COMPRISING TWO DJs, two decks, and two screens on which appeared two simultaneously screened slides (the same two all night), Berlin's Jazzanova had symmetry on their side but little else. Opening up Friday's late-night show in the cavernous hall of the Old Fruitmarket, the hip remix collective's old-school grooves and digitally-assisted rim-shots were presumably intended to get people dancing. Instead, they had the effect of creating a gap between the stage and the audience that seemed to increase with every new record on the turntable. By the time they were followed by Bugge Wesseltoft's New Conception of Jazz, Wesseltoft had to peer through his spectacles for some minutes before he could see an audience at all.

Faced with a seemingly impossible task, the Norwegian band somehow managed to prevail, and bit by bit the crowd seeped forward to meet them, drawn by the superbly supple drumming of Anders Engen, with free-jazz saxophone riffs wailing over the top of skittering snare-rhythms and loping double bass patterns. The New Conception of Jazz might be lumbered with a rather portentous name, but they more than live up to it.

Earlier that evening at the same venue, Polish trumpeter Tomasz Stanko had presented the music from his album Litania, in a performance so assured that it was close to perfect. Playing with a quintet, Stanko followed the pattern of the album by alternating composer Krzysztof Komeda's repeated elegiac themes with spirited improvisations that at times recalled the Miles Davis Quintet of the mid-Sixties. The group was a model of sensitive, emotionally involving jazz.

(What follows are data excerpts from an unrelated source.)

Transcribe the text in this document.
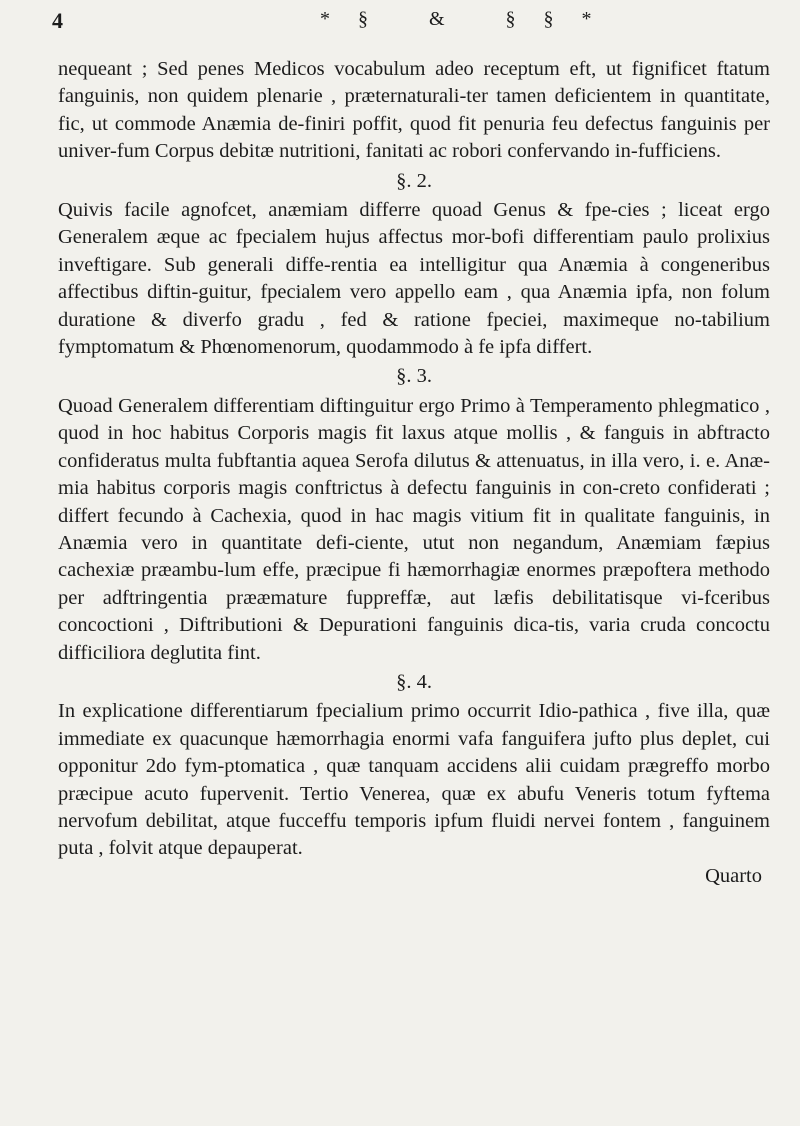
4	*§ & §§*

nequeant ; Sed penes Medicos vocabulum adeo receptum eft, ut fignificet ftatum fanguinis, non quidem plenarie , præternaturali-ter tamen deficientem in quantitate, fic, ut commode Anæmia de-finiri poffit, quod fit penuria feu defectus fanguinis per univer-fum Corpus debitæ nutritioni, fanitati ac robori confervando in-fufficiens.

§. 2.

Quivis facile agnofcet, anæmiam differre quoad Genus & fpe-cies ; liceat ergo Generalem æque ac fpecialem hujus affectus mor-bofi differentiam paulo prolixius inveftigare. Sub generali diffe-rentia ea intelligitur qua Anæmia à congeneribus affectibus diftin-guitur, fpecialem vero appello eam , qua Anæmia ipfa, non folum duratione & diverfo gradu , fed & ratione fpeciei, maximeque no-tabilium fymptomatum & Phœnomenorum, quodammodo à fe ipfa differt.

§. 3.

Quoad Generalem differentiam diftinguitur ergo Primo à Temperamento phlegmatico , quod in hoc habitus Corporis magis fit laxus atque mollis , & fanguis in abftracto confideratus multa fubftantia aquea Serofa dilutus & attenuatus, in illa vero, i. e. Anæ-mia habitus corporis magis conftrictus à defectu fanguinis in con-creto confiderati ; differt fecundo à Cachexia, quod in hac magis vitium fit in qualitate fanguinis, in Anæmia vero in quantitate defi-ciente, utut non negandum, Anæmiam fæpius cachexiæ præambu-lum effe, præcipue fi hæmorrhagiæ enormes præpoftera methodo per adftringentia prææmature fuppreffæ, aut læfis debilitatisque vi-fceribus concoctioni , Diftributioni & Depurationi fanguinis dica-tis, varia cruda concoctu difficiliora deglutita fint.

§. 4.

In explicatione differentiarum fpecialium primo occurrit Idio-pathica , five illa, quæ immediate ex quacunque hæmorrhagia enormi vafa fanguifera jufto plus deplet, cui opponitur 2do fym-ptomatica , quæ tanquam accidens alii cuidam prægreffo morbo præcipue acuto fupervenit. Tertio Venerea, quæ ex abufu Veneris totum fyftema nervofum debilitat, atque fucceffu temporis ipfum fluidi nervei fontem , fanguinem puta , folvit atque depauperat.

Quarto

On Saturday, the orchestra of the Dominican Republic's Jose Alberto was so good that instead of being a routine preamble for the appearance in the second set of the queen of salsa, Celia Cruz, it was more than enough in itself. And if Cruz looked good for 69 (and she is possibly older), Elvin Jones at 71 was a picture of Dorian Gray. Appearing with his group Jazz Machine on Sunday, the famous drummer from the John Coltrane Quartet of the early Sixties made no concessions to his advancing years. His long, ridiculously athletic solos and constant polyrhythmic pulse were marvels in themselves, but what was so surprising was the rigour of the music. While you might have expected headlong bop, what you got were dense, various, and completely contemporary improvisations that called upon Japanese folk tunes as much as Coltrane classics.

Although following Jones was an unenviable task, the final concert of the festival by Steps Ahead was in its own way equally assured. Mike Mainieri's latest version of the band is an acoustic one. As with Elvin Jones, the music was perhaps less emotionally involving than that of Tomasz Stanko, but for mellow and melodic grooves it couldn't be faulted. You could say the same about the whole festival too, for while Glasgow might have slimmed down somewhat, the quality was hard to beat.